The 38th Annual Texas Storytelling Festival was proof of the power of the spoken word

Experiencing the power of storytelling firsthand at the Texas Storytelling Festival in Denton

Featured storyteller Joe Hayes onstage at the 38th Annual Texas Storytelling Festival with ASL interpreter Joel Hill

There was a feeling of rich history and culture in the air that early afternoon. The audience was on the edge of its seat, united in anticipation of each word as storyteller after storyteller spun tales both heartfelt and hilarious. It was the power of the spoken word that brought people from all walks of life to the Denton Civic Center for a four-day festival to celebrate the richness and diversity of storytelling.

The 38th Annual Texas Storytelling Festival, hosted by the Tejas Storytelling Association (TSA), featured everything from ghost stories and lying contests to the kinds of cultural tales that storytellers pass down through the generations.

“I usually tell people, ‘You know how long it takes you to learn a story? From the day that you first think you would like to tell it to the last time in your life that you tell it, that’s how long it takes you to really learn the story,’” Joe Hayes said. Hayes, a specialist in Southwestern folktales and an award-winning author who’s published more than 25 children’s books, was one of the five storytellers who took the stage at the festival’s featured storyteller concerts.

The concerts provided attendees the chance to see masters of the art of storytelling at work. Tellers who have spent years refining their skills and stories, reciting tales that are both unique to their individual heritage and representative of common shared experiences, all while still continuing to “learn” those stories themselves as Hayes noted.

Bernadette Nason, another award-winning featured teller and an actress, author and voiceover artist, explained that stories evolve from the time they’re written on paper to when they’re first told to the audience.

“It’s different every time,” Nason said of telling a story.

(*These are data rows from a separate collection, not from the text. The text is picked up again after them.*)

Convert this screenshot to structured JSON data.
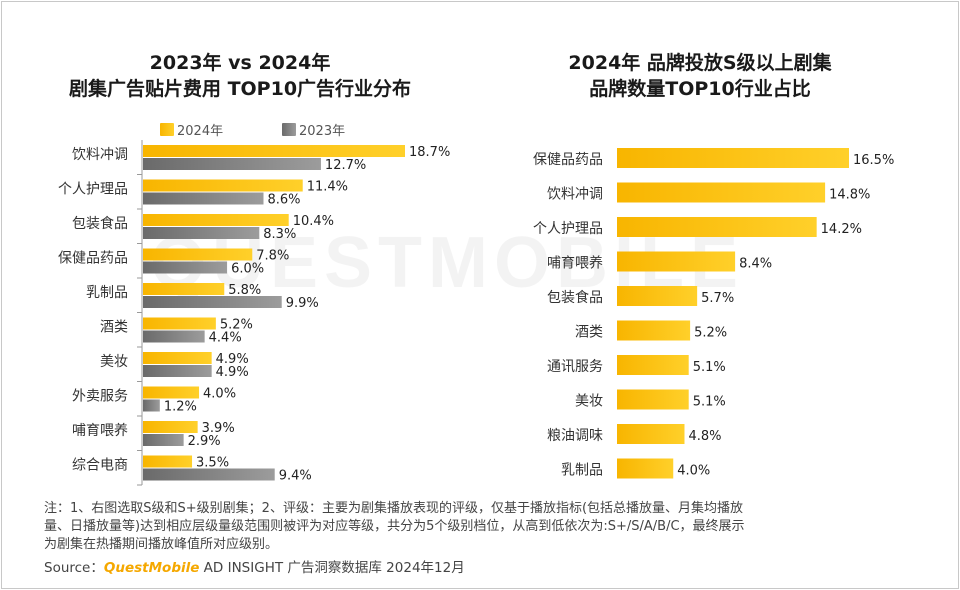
{
  "watermark": "QUESTMOBILE",
  "left_chart": {
    "title_line1": "2023年 vs 2024年",
    "title_line2": "剧集广告贴片费用 TOP10广告行业分布"
  },
  "right_chart": {
    "title_line1": "2024年 品牌投放S级以上剧集",
    "title_line2": "品牌数量TOP10行业占比"
  },
  "colors": {
    "yellow_start": "#f8b500",
    "yellow_end": "#ffd02a",
    "gray_start": "#6a6a6a",
    "gray_end": "#9c9c9c",
    "axis": "#9a9a9a"
  },
  "chart_data": [
    {
      "type": "bar",
      "orientation": "horizontal",
      "title": "2023年 vs 2024年 剧集广告贴片费用 TOP10广告行业分布",
      "categories": [
        "饮料冲调",
        "个人护理品",
        "包装食品",
        "保健品药品",
        "乳制品",
        "酒类",
        "美妆",
        "外卖服务",
        "哺育喂养",
        "综合电商"
      ],
      "series": [
        {
          "name": "2024年",
          "values": [
            18.7,
            11.4,
            10.4,
            7.8,
            5.8,
            5.2,
            4.9,
            4.0,
            3.9,
            3.5
          ],
          "labels": [
            "18.7%",
            "11.4%",
            "10.4%",
            "7.8%",
            "5.8%",
            "5.2%",
            "4.9%",
            "4.0%",
            "3.9%",
            "3.5%"
          ]
        },
        {
          "name": "2023年",
          "values": [
            12.7,
            8.6,
            8.3,
            6.0,
            9.9,
            4.4,
            4.9,
            1.2,
            2.9,
            9.4
          ],
          "labels": [
            "12.7%",
            "8.6%",
            "8.3%",
            "6.0%",
            "9.9%",
            "4.4%",
            "4.9%",
            "1.2%",
            "2.9%",
            "9.4%"
          ]
        }
      ],
      "legend": [
        "2024年",
        "2023年"
      ],
      "unit": "%"
    },
    {
      "type": "bar",
      "orientation": "horizontal",
      "title": "2024年 品牌投放S级以上剧集 品牌数量TOP10行业占比",
      "categories": [
        "保健品药品",
        "饮料冲调",
        "个人护理品",
        "哺育喂养",
        "包装食品",
        "酒类",
        "通讯服务",
        "美妆",
        "粮油调味",
        "乳制品"
      ],
      "series": [
        {
          "name": "2024年",
          "values": [
            16.5,
            14.8,
            14.2,
            8.4,
            5.7,
            5.2,
            5.1,
            5.1,
            4.8,
            4.0
          ],
          "labels": [
            "16.5%",
            "14.8%",
            "14.2%",
            "8.4%",
            "5.7%",
            "5.2%",
            "5.1%",
            "5.1%",
            "4.8%",
            "4.0%"
          ]
        }
      ],
      "unit": "%"
    }
  ],
  "note_lines": [
    "注：1、右图选取S级和S+级别剧集；2、评级：主要为剧集播放表现的评级，仅基于播放指标(包括总播放量、月集均播放",
    "量、日播放量等)达到相应层级量级范围则被评为对应等级，共分为5个级别档位，从高到低依次为:S+/S/A/B/C，最终展示",
    "为剧集在热播期间播放峰值所对应级别。"
  ],
  "source": {
    "label": "Source：",
    "brand": "QuestMobile",
    "text": " AD INSIGHT 广告洞察数据库 2024年12月"
  }
}
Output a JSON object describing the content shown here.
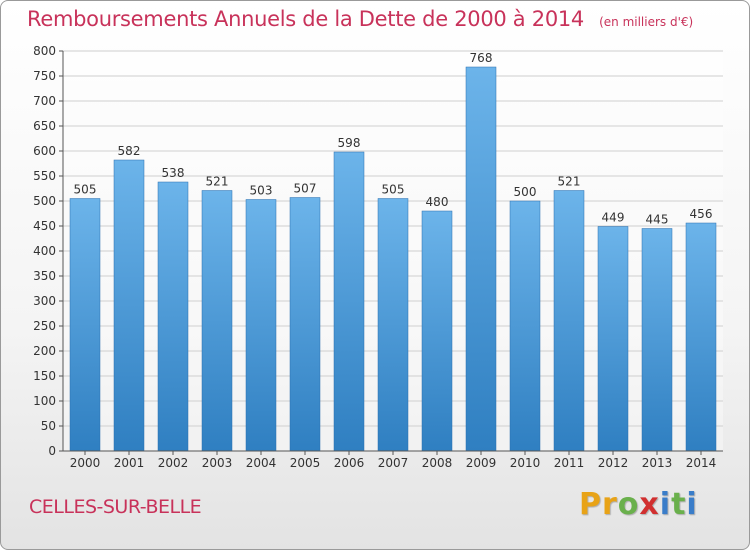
{
  "header": {
    "title": "Remboursements Annuels de la Dette de 2000 à 2014",
    "unit": "(en milliers d'€)"
  },
  "footer": {
    "commune": "CELLES-SUR-BELLE",
    "logo_letters": [
      "P",
      "r",
      "o",
      "x",
      "i",
      "t",
      "i"
    ]
  },
  "colors": {
    "title": "#c8325a",
    "bar_top": "#6cb4ea",
    "bar_bottom": "#2f7fc1",
    "logo": [
      "#e8a317",
      "#e8a317",
      "#6ab04c",
      "#d12f2f",
      "#3a7dc9",
      "#6ab04c",
      "#3a7dc9"
    ]
  },
  "chart_data": {
    "type": "bar",
    "categories": [
      "2000",
      "2001",
      "2002",
      "2003",
      "2004",
      "2005",
      "2006",
      "2007",
      "2008",
      "2009",
      "2010",
      "2011",
      "2012",
      "2013",
      "2014"
    ],
    "values": [
      505,
      582,
      538,
      521,
      503,
      507,
      598,
      505,
      480,
      768,
      500,
      521,
      449,
      445,
      456
    ],
    "ylim": [
      0,
      800
    ],
    "ytick_step": 50,
    "grid": true
  }
}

What doesn’t change though is the skill of the storyteller or the unique qualities they bring to a telling.

Bernadette Nason was the first featured storyteller at the concert

“It’s an expression of who you are,” Hayes said of the art of storytelling.

That expression extends beyond true stories, like Nason’s description of her unexpected culture shock upon arriving in Texas armed only with British perceptions of the state, into the realm of fiction that the four other featured tellers chose to enter.

Professional singer and songwriter Colin Urwin’s Irish folklore made way for nationally recognized teller Sheila Arnold’s historically recognizable Southern fairy tale. Traditional Appalachian and Southwestern sensibilities comprised the concert’s final two performances as longtime festival advisor and organizer Elizabeth Ellis took the stage followed by Hayes, whose fictional tale of a Southern childhood upbringing ended the performance with a lighthearted twist.

All those stories varied wildly in tone based on the teller. Urwin, for example, mixed song and dramatic prose for his legend of an Irish fisherman’s mysterious new partner. It was a rivetingly engrossing performance, almost as if a fellow fisherman was on stage telling the tale.

Stories from Arnold, Ellis and Hayes all kept the audience’s attention in distinctively different ways. Arnold and Hayes weaved different kinds of comedy and audience participation into their stories while Ellis brought the feeling of listening to stories on a front porch deep in the countryside.

Unlike the tone though, the themes in which each storyteller spoke on echoed one another at times. Similarities emerged, shared messages on family and ingenuity that seemed to ring through each storytelling.

That’s not by coincidence either. The concert format combined with the age-old nature of storytelling lend itself to a certain sense of unity in story.

“I’m going to add something because this is an audience that appreciates such and such. I’ve just seen it. I’ve just heard the response to someone else,” Nason said, explaining her thought process in environments like the Texas Storytelling Festival. “I can apply my story to what someone else has said.”

Even beyond that, the roots of each story often have certain commonalities, even as they’re viewed through the looking glass of the teller reciting them.

“Colin’s story is based on a lot of folktale stories I’ve heard, but he did a magnificent job of telling it a different way,” Festival Advisor and TSA Board Member Jaye McLaughlin said. She described the global reach of the festival in attracting guests, almost a word-of-mouth way of bringing together talented individuals from around the country and world each year.

Perhaps it’s no surprise, then, that the stories themselves take such inspiration from cultures near and far.

“The story I told was an Appalachian variant of a European and English story, (there are) Jewish variants of it, etcetera,” Ellis said. She spoke with Nason and Hayes after the concert about the similarities and differences in their respective regions even as they each noted how today’s shifting landscapes, with rapidly growing metropolitan centers and international corporate influences, simultaneously spread and degrade the unique culture elements worth keeping.

Elizabeth Ellis telling her Appalachian-inspired story during the concert

“People come in and they bring their stories with them and that’s kind of unbelievable,” Nason said, describing how she’s personally seen the storytelling community around her home in Austin grow significantly over the years as a result.

It makes these collections of storytellers who spread and preserve their own cultures through the power of the spoken word into stories truly worth sharing in of themselves.